‘Medicare-for-all’ means long waits for poor care, and Americans won’t go for it once they learn these facts

This week, Sen. Kamala Harris, D-Calif., one of the front-runners in the race for the Democratic Party’s presidential nomination, revealed her radical vision for American health care – outlawing private health insurance and putting the government in charge of the system.

Harris, along with 15 of her Democratic colleagues, supports Sen. Bernie Sanders’, I-Vt., vision of “Medicare-for-all.” Sanders’ 2017 bill, S.1804, was explicit about outlawing private health insurance. At a town hall in Iowa last Monday, Harris confirmed she was on board with that idea. “Let’s eliminate all of that,” she said.

Support for single-payer appears to be the price of admission to the Democratic presidential race. Harris’s fellow presidential aspirants, Sens. Elizabeth Warren, D-Mass., Kirsten Gillibrand, D-N.Y., and Cory Booker, D.-N.J., were among the co-sponsors of Sanders’ 2017 “Medicare-for-all” legislation. And it’s only a matter of time before Sanders himself, the pied piper of the “Medicare-for-all” movement, joins the race.

“Medicare-for-all’s” advocates promise a health care system that’s free at the point of service – no co-pays, no deductibles, no coinsurance.

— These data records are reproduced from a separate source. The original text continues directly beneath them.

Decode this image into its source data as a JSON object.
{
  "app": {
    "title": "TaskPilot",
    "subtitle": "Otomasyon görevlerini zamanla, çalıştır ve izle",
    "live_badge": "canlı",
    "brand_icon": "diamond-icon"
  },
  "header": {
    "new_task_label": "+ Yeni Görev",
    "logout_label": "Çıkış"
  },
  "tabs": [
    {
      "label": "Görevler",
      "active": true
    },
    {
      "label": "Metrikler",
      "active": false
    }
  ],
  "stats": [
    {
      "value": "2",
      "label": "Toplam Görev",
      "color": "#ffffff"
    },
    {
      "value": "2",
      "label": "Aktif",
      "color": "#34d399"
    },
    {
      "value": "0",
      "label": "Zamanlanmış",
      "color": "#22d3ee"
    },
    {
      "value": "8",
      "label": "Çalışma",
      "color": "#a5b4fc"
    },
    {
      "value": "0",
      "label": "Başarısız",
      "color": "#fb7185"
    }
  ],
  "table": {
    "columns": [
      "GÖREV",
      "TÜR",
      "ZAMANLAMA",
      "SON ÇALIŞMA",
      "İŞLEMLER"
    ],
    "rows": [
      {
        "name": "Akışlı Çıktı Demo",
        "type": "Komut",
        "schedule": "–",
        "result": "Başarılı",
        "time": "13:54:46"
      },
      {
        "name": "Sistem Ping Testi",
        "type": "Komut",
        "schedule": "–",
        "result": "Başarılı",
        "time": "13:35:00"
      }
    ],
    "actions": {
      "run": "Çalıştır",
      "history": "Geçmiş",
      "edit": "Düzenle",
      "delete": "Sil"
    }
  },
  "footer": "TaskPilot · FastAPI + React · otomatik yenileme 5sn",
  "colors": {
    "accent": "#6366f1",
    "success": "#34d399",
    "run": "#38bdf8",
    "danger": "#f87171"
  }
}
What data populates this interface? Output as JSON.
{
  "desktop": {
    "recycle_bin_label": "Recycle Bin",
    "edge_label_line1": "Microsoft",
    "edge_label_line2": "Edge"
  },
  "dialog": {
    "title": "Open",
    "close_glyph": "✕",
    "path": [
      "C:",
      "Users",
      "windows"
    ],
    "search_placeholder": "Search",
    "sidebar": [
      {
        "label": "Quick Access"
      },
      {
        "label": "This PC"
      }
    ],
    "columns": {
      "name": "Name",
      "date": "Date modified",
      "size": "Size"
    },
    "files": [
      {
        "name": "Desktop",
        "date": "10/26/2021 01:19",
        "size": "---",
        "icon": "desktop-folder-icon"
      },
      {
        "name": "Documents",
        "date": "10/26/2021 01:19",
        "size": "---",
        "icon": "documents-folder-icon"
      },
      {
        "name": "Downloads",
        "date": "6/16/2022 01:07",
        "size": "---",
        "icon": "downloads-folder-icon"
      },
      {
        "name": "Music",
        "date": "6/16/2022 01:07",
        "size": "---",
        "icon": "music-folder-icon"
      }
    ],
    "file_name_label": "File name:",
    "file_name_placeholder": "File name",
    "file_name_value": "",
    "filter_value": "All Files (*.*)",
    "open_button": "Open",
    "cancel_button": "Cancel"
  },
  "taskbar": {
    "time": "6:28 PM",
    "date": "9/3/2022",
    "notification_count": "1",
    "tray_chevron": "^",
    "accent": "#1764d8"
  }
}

They tend to be less upfront about how they’d pay for it. Independent estimates from both the right and the left peg “Medicare-for-all’s” cost at about $32 trillion over 10 years. Doubling what the federal government takes in individual and corporate income tax revenue wouldn’t be enough to cover that tab.

That’s assuming “Medicare-for-all” is able to implement its financing strategy. The bill proposes reimbursing doctors and hospitals at Medicare’s current rates, which are 40 percent below what private insurance pays.

Health care providers are unlikely to just absorb those cuts. Those with narrow margins – say, in rural areas – may be forced to close, unable to cover their costs. Some doctors may respond to lower payments by seeing fewer patients, retiring early, or leaving the practice of medicine altogether. Bright young people may decide not to pursue careers in medicine, given that “Medicare for all” will limit their earning power.

Regardless, ratcheting down the price of care by force is going to cause health care providers to supply less of it. And that will lead to longer waits for patients.

Long waits plague patients in other countries with government-run health care. Take Canada, which outlaws private health insurance for anything considered medically necessary, just as “Medicare for all” would. The median wait for treatment from a specialist following referral by a general practitioner is 19.8 weeks, according to the Fraser Institute, a Vancouver-based think tank. In 1993, the median wait was less than half as much – 9.3 weeks.

Waits are far longer for some specialties. For orthopedic surgery, the median wait for specialist treatment is 39 weeks.

Many Canadians are uninterested in waiting multiple months for treatment, particularly if they’re in pain or fear they may have a serious illness. So they pay out of pocket for care abroad. In 2016, more than 63,000 Canadians went to another country to receive medical treatment.

On the other side of the Atlantic, the United Kingdom’s government-run, 70-year old National Health Service, is proving similarly incapable of providing quality care. The system is currently short 100,000 health professionals – doctors, nurses and other workers.

It’s no wonder 14 percent of operations are canceled right before they are supposed to happen, usually due to a shortage of staff or beds. Last July, 4.3 million patients were waiting for an operation – the highest figure in a decade.

During the winter, the system goes into crisis mode. Between December 2017 and February 2018, more than 163,000 patients waited in corridors and ambulances for over 30 minutes before being admitted to the emergency room. To deal with the crunch, officials ordered hospitals to cancel 50,000 operations.

American patients will not stand for the higher taxes and lower-quality care that “Medicare-for-all” would bring. A majority of people, 55 percent, erroneously believe that they’d be able to keep their private insurance under such a system. Once they learn it would eliminate private health insurance, support for the idea plummets, from 56 percent to 37 percent. The same happens after they learn it would require higher taxes.

Seven in 10 Americans say they’d oppose “Medicare-for-all” if it led to delays in getting some treatments and tests. Such delays are not hypothetical – they’re endemic to single-payer.

Harris and her fellow Democrats may think “Medicare-for-all” is their ticket to the White House. But voters are not interested in their plan to eliminate private health insurance.

Nothing contained in this blog is to be construed as necessarily reflecting the views of the Pacific Research Institute or as an attempt to thwart or aid the passage of any legislation.